IDEMIA Public Security is a leading provider of secure and trusted biometric-based solutions. They are seeking a highly organized and strategic technical leader to manage the SRE team driving their critical Identity Verification Platform, focusing on maintaining platform reliability and security while ensuring customer success.
Responsibilities:
- Lead, mentor, and scale multiple SRE teams supporting critical production systems
- Build a culture of ownership, accountability, and continuous improvement
- Define team structure, capacity planning, and career development paths
- Act as a senior leader during critical incidents and executive escalations
- Act as the primary customer-facing support liaison during pre-sales engagements, post-sales integrations, and ongoing day-to-day operations
- Partner closely with clients to resolve post-integration technical inquiries, guide them through our solutions, and ensure a seamless, fully supported experience throughout their entire lifecycle
- Own system reliability, availability, resilience, and operational readiness
- Define and manage SLIs, SLOs, and error budgets aligned with business and customer commitments
- Lead incident management, root cause analysis (RCA), and post‑incident remediation in a blameless culture
- Ensure production environments meet contractual, regulatory, and security requirements
- Drive automation across infrastructure provisioning, deployments, monitoring, and recovery
- Champion Infrastructure as Code, CI/CD pipelines, and self‑healing systems
- Reduce operational toil and manual intervention through tooling and architectural improvements
- Oversee the end-to-end deployment, operation, and active monitoring of a highly secure, high-traffic cloud infrastructure, including the implementation of robust alerting and comprehensive testing
- Lead and guide the team in establishing best practices for monitoring, incident response, and quality assurance, ensuring reliability, scalability, and continuous improvement of the platform
- Partner closely with Product and Development teams to ensure operational readiness for new features. Monitor and strategically optimize cloud infrastructure costs without compromising platform performance
- Collaborate with compliance and security stakeholders to support audits and regulatory obligations
- Communicate clearly with leadership on operational risks, reliability posture, and improvement plans
Requirements:
- Bachelor's degree in Computer Science, Engineering, or equivalent experience
- 8+ years of experience in site reliability engineering, infrastructure, or DevOps roles
- 4+ years of people management experience, including senior engineers or managers
- Strong experience supporting high‑availability, production systems
- Deep understanding of Linux, distributed systems, networking, and cloud infrastructure
- Proven experience with incident response, problem management, and operational excellence
- Hands‑on Experience With Cloud platforms (AWS, Azure, and/or GCP)

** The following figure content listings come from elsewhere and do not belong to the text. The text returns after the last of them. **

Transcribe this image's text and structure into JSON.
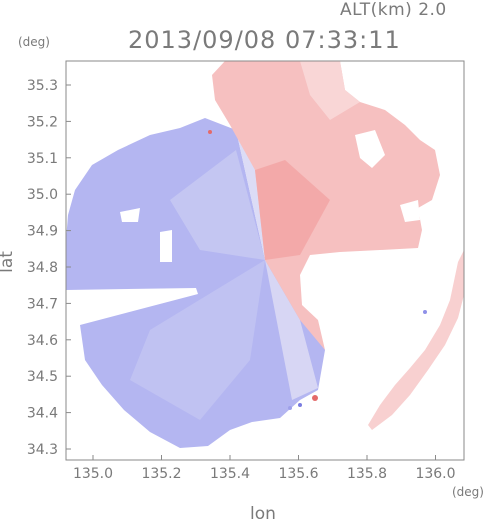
{
  "header": {
    "altitude": "ALT(km) 2.0",
    "timestamp": "2013/09/08 07:33:11"
  },
  "axes": {
    "x_unit": "(deg)",
    "y_unit": "(deg)",
    "x_label": "lon",
    "y_label": "lat",
    "x_ticks": [
      "135.0",
      "135.2",
      "135.4",
      "135.6",
      "135.8",
      "136.0"
    ],
    "y_ticks": [
      "35.3",
      "35.2",
      "35.1",
      "35.0",
      "34.9",
      "34.8",
      "34.7",
      "34.6",
      "34.5",
      "34.4",
      "34.3"
    ]
  },
  "map": {
    "radar_center_lon": 135.52,
    "radar_center_lat": 34.82,
    "approach_color": "#a8acf2",
    "recede_color": "#f6b4b4",
    "neutral_color": "#f3f0f8"
  }
}
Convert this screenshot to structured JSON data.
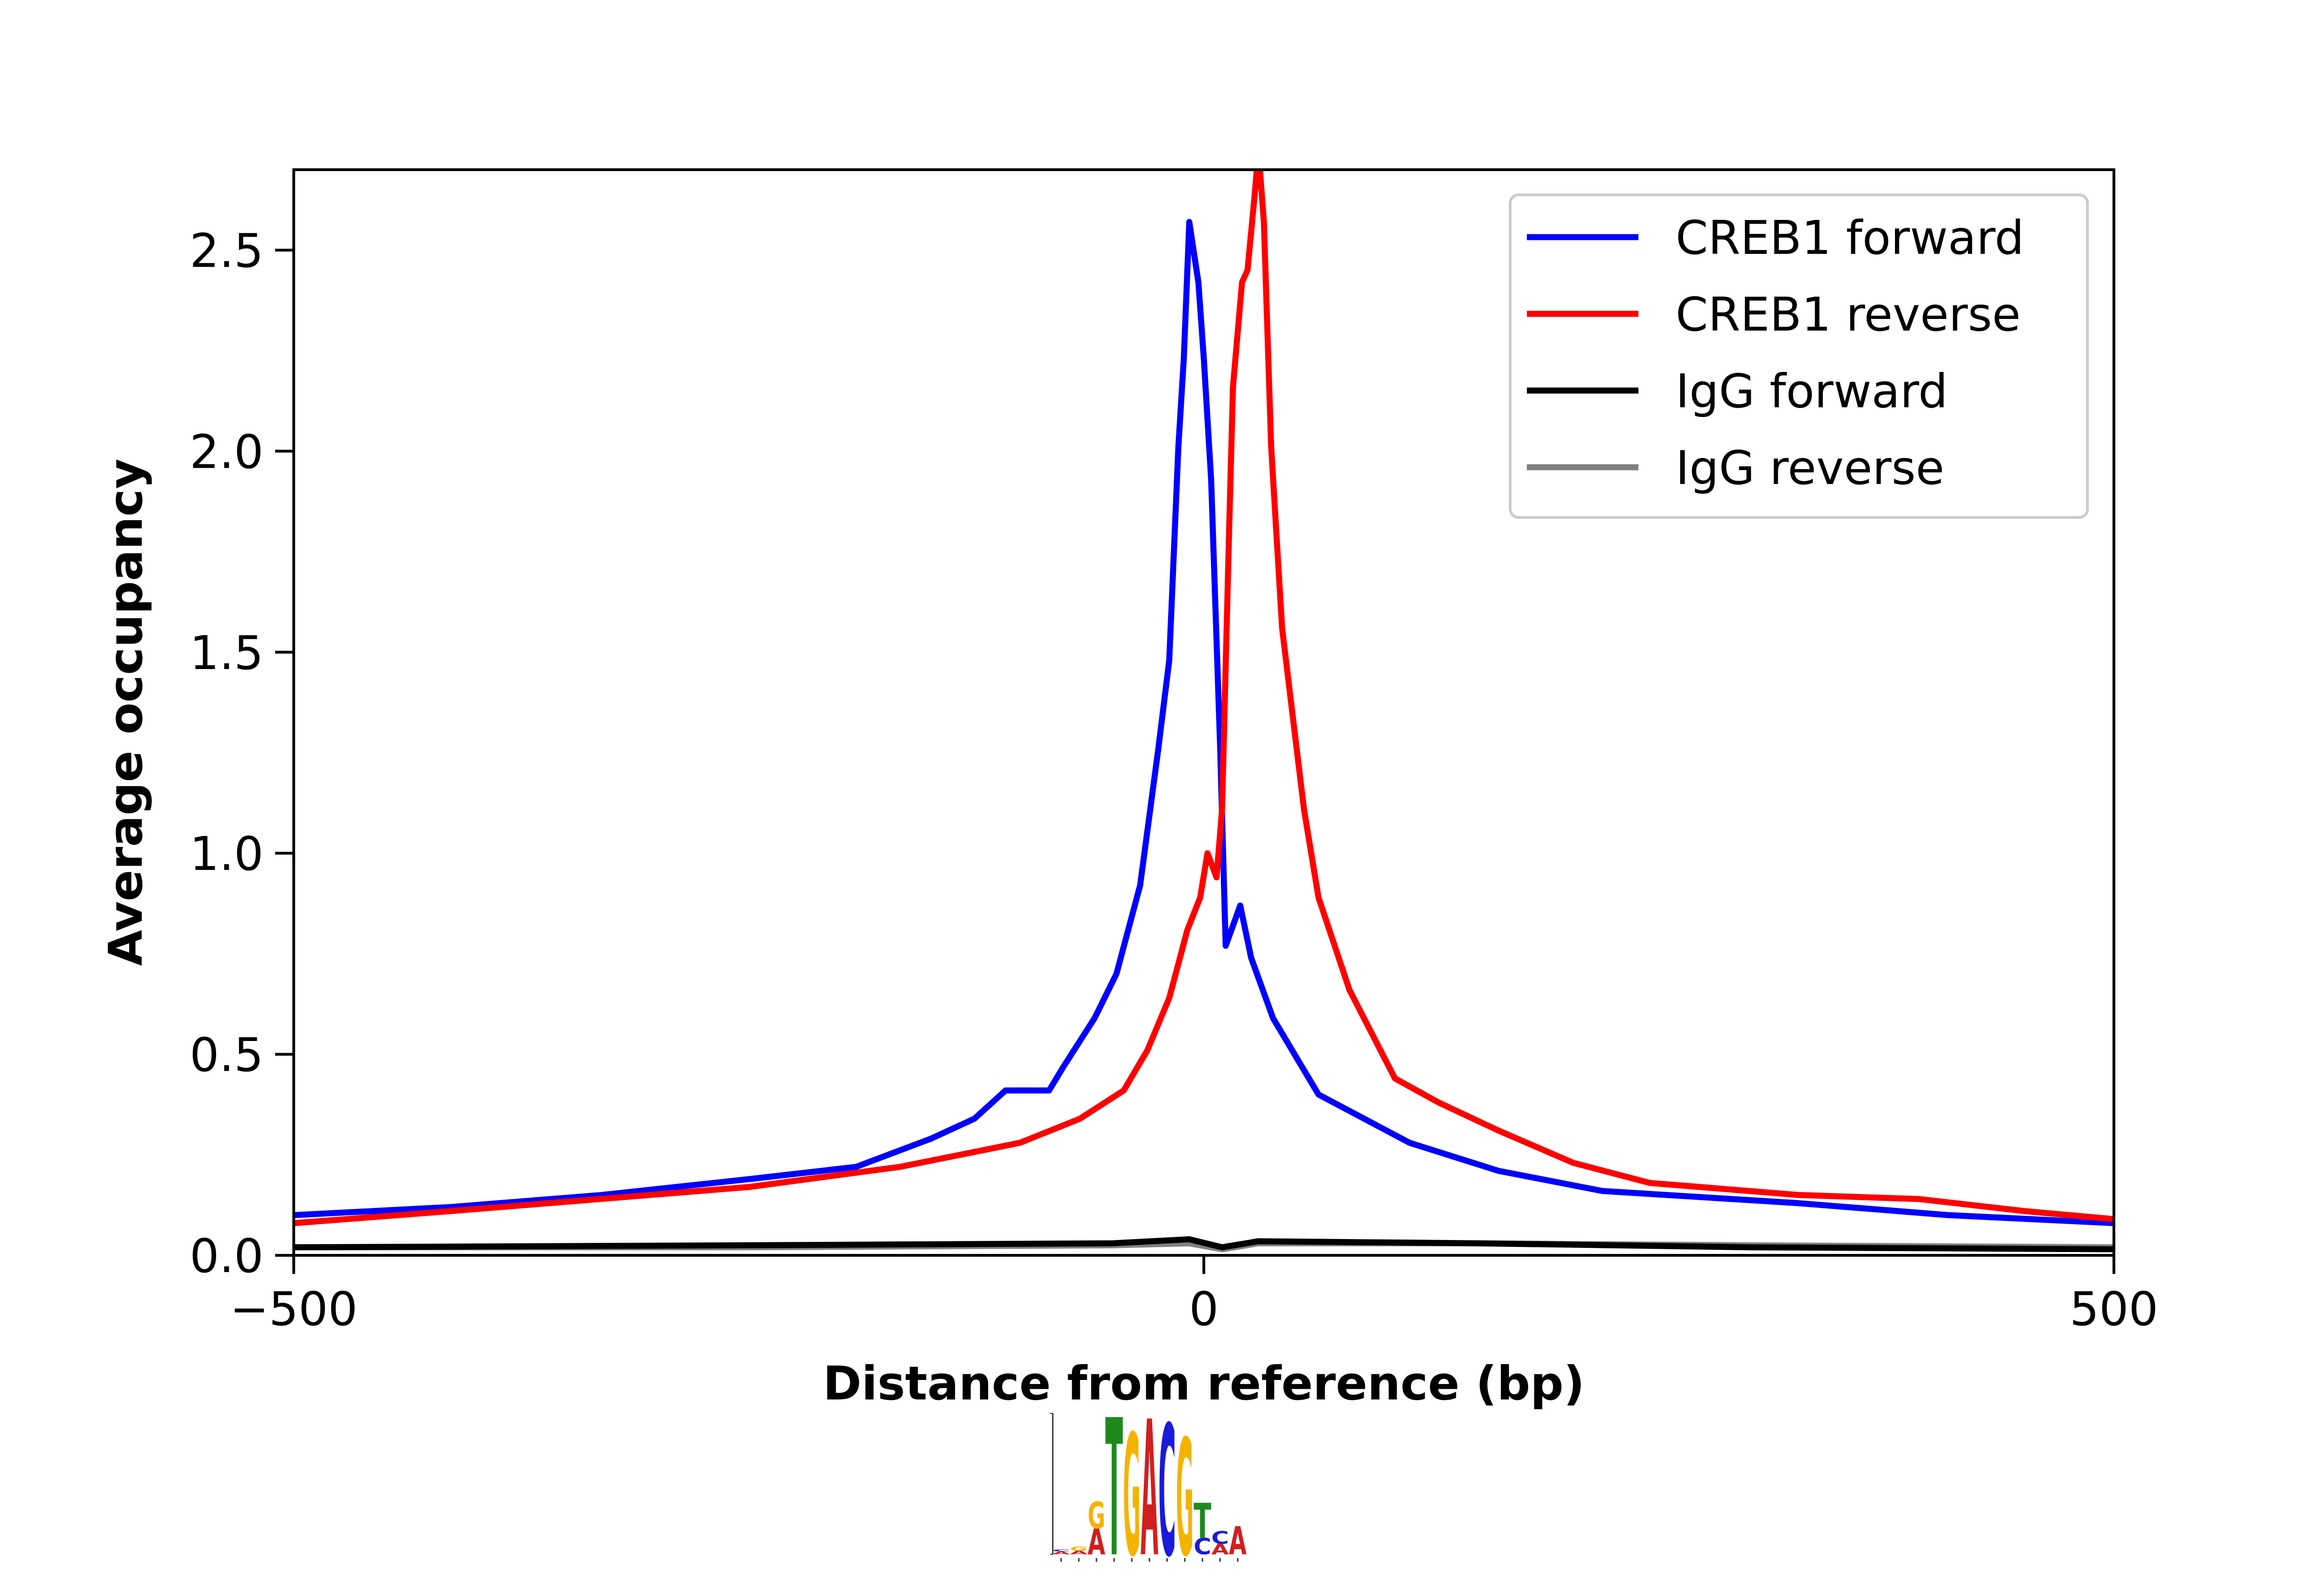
{
  "chart_data": {
    "type": "line",
    "title": "",
    "xlabel": "Distance from reference (bp)",
    "ylabel": "Average occupancy",
    "xlim": [
      -500,
      500
    ],
    "ylim": [
      0,
      2.7
    ],
    "xticks": [
      -500,
      0,
      500
    ],
    "xtick_labels": [
      "−500",
      "0",
      "500"
    ],
    "yticks": [
      0,
      0.5,
      1,
      1.5,
      2,
      2.5
    ],
    "ytick_labels": [
      "0.0",
      "0.5",
      "1.0",
      "1.5",
      "2.0",
      "2.5"
    ],
    "grid": false,
    "legend_position": "top-right",
    "series": [
      {
        "name": "CREB1 forward",
        "color": "#0000ff",
        "x": [
          -500,
          -414,
          -331,
          -249,
          -191,
          -150,
          -126,
          -109,
          -85,
          -77,
          -60,
          -48,
          -35,
          -25,
          -19,
          -14,
          -11,
          -8,
          -3,
          0,
          4,
          9,
          12,
          16,
          20,
          26,
          38,
          63,
          88,
          113,
          162,
          219,
          326,
          409,
          500
        ],
        "y": [
          0.1,
          0.12,
          0.15,
          0.19,
          0.22,
          0.29,
          0.34,
          0.41,
          0.41,
          0.47,
          0.59,
          0.7,
          0.92,
          1.26,
          1.48,
          2.01,
          2.23,
          2.57,
          2.42,
          2.23,
          1.93,
          1.26,
          0.77,
          0.82,
          0.87,
          0.74,
          0.59,
          0.4,
          0.34,
          0.28,
          0.21,
          0.16,
          0.13,
          0.1,
          0.08
        ]
      },
      {
        "name": "CREB1 reverse",
        "color": "#ff0000",
        "x": [
          -500,
          -414,
          -332,
          -250,
          -167,
          -101,
          -68,
          -44,
          -31,
          -19,
          -9,
          -2,
          2,
          7,
          10,
          14,
          16,
          21,
          24,
          28,
          30,
          33,
          37,
          43,
          55,
          63,
          80,
          105,
          129,
          162,
          203,
          245,
          327,
          393,
          451,
          500
        ],
        "y": [
          0.08,
          0.11,
          0.14,
          0.17,
          0.22,
          0.28,
          0.34,
          0.41,
          0.51,
          0.64,
          0.81,
          0.89,
          1.0,
          0.94,
          1.11,
          1.82,
          2.16,
          2.42,
          2.45,
          2.64,
          2.75,
          2.57,
          2.01,
          1.56,
          1.11,
          0.89,
          0.66,
          0.44,
          0.38,
          0.31,
          0.23,
          0.18,
          0.15,
          0.14,
          0.11,
          0.09
        ]
      },
      {
        "name": "IgG forward",
        "color": "#000000",
        "x": [
          -500,
          -250,
          -50,
          -8,
          10,
          30,
          150,
          300,
          500
        ],
        "y": [
          0.02,
          0.025,
          0.03,
          0.04,
          0.02,
          0.035,
          0.03,
          0.02,
          0.015
        ]
      },
      {
        "name": "IgG reverse",
        "color": "#808080",
        "x": [
          -500,
          -250,
          -50,
          -8,
          10,
          30,
          150,
          300,
          500
        ],
        "y": [
          0.02,
          0.02,
          0.025,
          0.03,
          0.015,
          0.03,
          0.03,
          0.025,
          0.02
        ]
      }
    ]
  },
  "motif_logo": {
    "colors": {
      "A": "#d11f1f",
      "C": "#1a1adb",
      "G": "#f5b300",
      "T": "#1e8a1e"
    },
    "max_bits": 2,
    "columns": [
      [
        [
          "A",
          0.04
        ],
        [
          "C",
          0.03
        ]
      ],
      [
        [
          "A",
          0.05
        ],
        [
          "G",
          0.06
        ]
      ],
      [
        [
          "A",
          0.37
        ],
        [
          "G",
          0.38
        ]
      ],
      [
        [
          "T",
          1.95
        ]
      ],
      [
        [
          "G",
          1.73
        ]
      ],
      [
        [
          "A",
          1.93
        ]
      ],
      [
        [
          "C",
          1.86
        ]
      ],
      [
        [
          "G",
          1.66
        ]
      ],
      [
        [
          "C",
          0.23
        ],
        [
          "T",
          0.5
        ]
      ],
      [
        [
          "A",
          0.15
        ],
        [
          "C",
          0.18
        ]
      ],
      [
        [
          "A",
          0.4
        ]
      ]
    ]
  }
}
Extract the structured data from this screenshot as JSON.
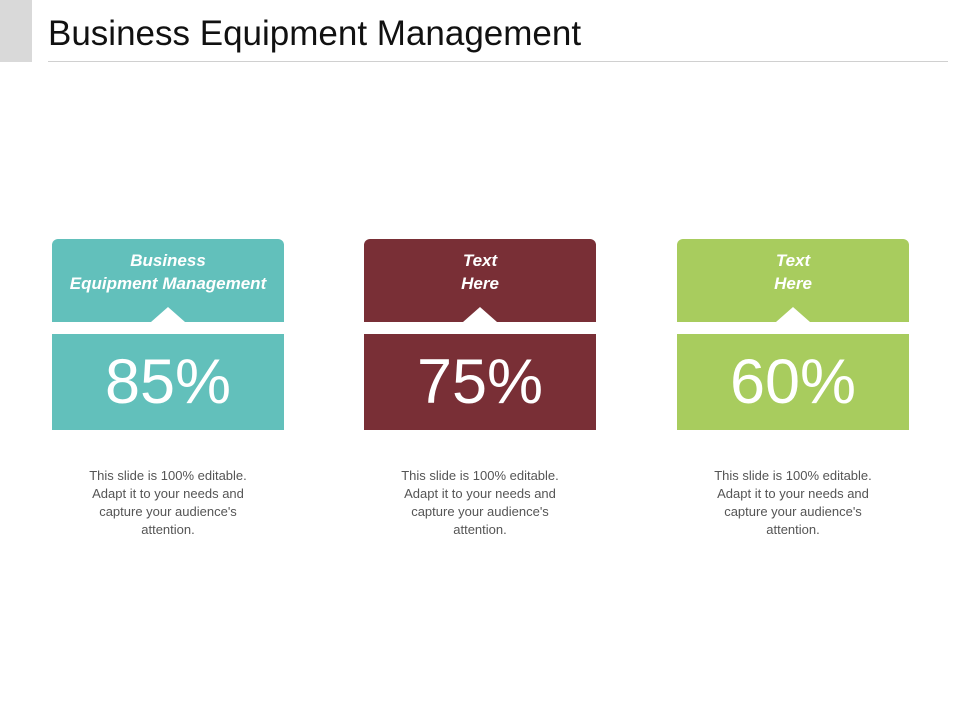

- Hands‑on Experience With Infrastructure as Code (Terraform, CloudFormation, Ansible)
- Hands‑on Experience With CI/CD pipelines and deployment automation
- Experience working in regulated or high‑security environments (government, public safety, identity, financial, or similar)
- Background in software engineering or platform engineering
- Experience with containerized and orchestrated environments (Docker, Kubernetes)
- Familiarity with observability tools (Prometheus, Grafana, Datadog, Splunk, ELK)
- Experience supporting compliance frameworks (SOC 2, ISO 27001, FedRAMP, CJIS, etc.)